Corn (maize), beans, squashes, chili peppers, and cotton were the most important crops.
The oldest primary food crops there were the lima bean and the potato, which had long histories of domestication in the area, although corn appeared soon after the beginnings of settled village life.
Indications of a more complex sociopolitical order—huge platform mounds and densely populated centres—occurred very soon after this (); however, these early Andean civilizations continued for almost a millennium before they participated in a shared stylistic “unification.” This has become known as the Chavín horizon, and Chavín sculptural art has been found throughout the northern part of the area. This period of regionalization (called the Early Intermediate Period) saw the florescence of a number of large kingdoms both on the Pacific coast and in the Andean highlands; among them were the Moche, Early Lima, Nazca, Recuay, and Early Huari horizon (Middle Horizon; 600–1000), which was generated from the highland cities of Tiwanaku (in modern northern Bolivia) and Huari (in central highland Peru).
This Olmec horizon (i.e., a cultural diffusion that is contemporaneous at widely scattered sites) represents the first climax, or era of “unification,” in the history of Mesoamerican civilization. Among these are the well-known Maya, Zapotec, Totonac, and Teotihuacán civilizations.

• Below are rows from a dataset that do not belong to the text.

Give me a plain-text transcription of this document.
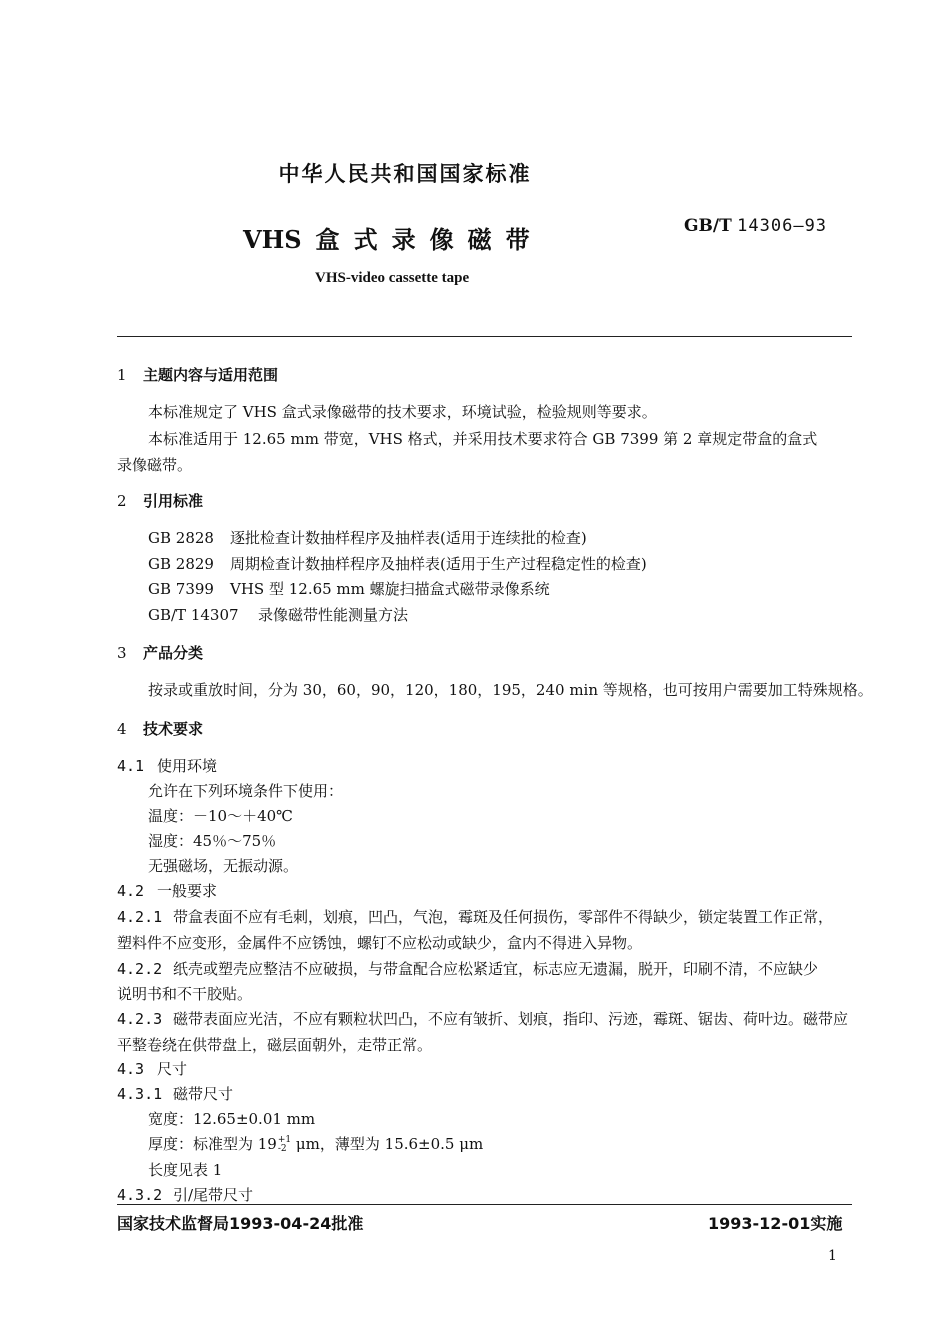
中华人民共和国国家标准
VHS 盒式录像磁带	GB/T 14306—93
VHS-video cassette tape
1 主题内容与适用范围
本标准规定了 VHS 盒式录像磁带的技术要求，环境试验，检验规则等要求。
本标准适用于 12.65 mm 带宽，VHS 格式，并采用技术要求符合 GB 7399 第 2 章规定带盒的盒式
录像磁带。
2 引用标准
GB 2828 逐批检查计数抽样程序及抽样表(适用于连续批的检查)
GB 2829 周期检查计数抽样程序及抽样表(适用于生产过程稳定性的检查)
GB 7399 VHS 型 12.65 mm 螺旋扫描盒式磁带录像系统
GB/T 14307 录像磁带性能测量方法
3 产品分类
按录或重放时间，分为 30，60，90，120，180，195，240 min 等规格，也可按用户需要加工特殊规格。
4 技术要求
4.1 使用环境
允许在下列环境条件下使用：
温度：－10～＋40℃
湿度：45％～75％
无强磁场，无振动源。
4.2 一般要求
4.2.1 带盒表面不应有毛刺，划痕，凹凸，气泡，霉斑及任何损伤，零部件不得缺少，锁定装置工作正常，
塑料件不应变形，金属件不应锈蚀，螺钉不应松动或缺少，盒内不得进入异物。
4.2.2 纸壳或塑壳应整洁不应破损，与带盒配合应松紧适宜，标志应无遗漏，脱开，印刷不清，不应缺少
说明书和不干胶贴。
4.2.3 磁带表面应光洁，不应有颗粒状凹凸，不应有皱折、划痕，指印、污迹，霉斑、锯齿、荷叶边。磁带应
平整卷绕在供带盘上，磁层面朝外，走带正常。
4.3 尺寸
4.3.1 磁带尺寸
宽度：12.65±0.01 mm
厚度：标准型为 19 +1
-2 μm，薄型为 15.6±0.5 μm
长度见表 1
4.3.2 引/尾带尺寸
国家技术监督局1993-04-24批准	1993-12-01实施
1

While sharing a common Olmec heritage, they also displayed many differences.These agricultural beginnings go back several millennia, to perhaps about 7000 and the first experimentations by the early Americans with plant cultivation.The domestication of successful food plants proved to be a long, slow process, and it was not until much later that a condition of permanent village farming life was achieved in the tropical latitudes of the two continents.The terminal date of the Late Intermediate Period marked the beginning of the Inca horizon and of the Inca conquests, which spread from the Inca capital, Cuzco, in the southern highlands of what is now Peru.By 1533, when Francisco Pizarro and his cohorts took over the empire, it extended from what is now the Ecuador–Colombia border to central Chile.Among these competitors were the Toltecs of Tula, in central Mexico, who held sway from perhaps 900 to 1200 (the Early Postclassic Period).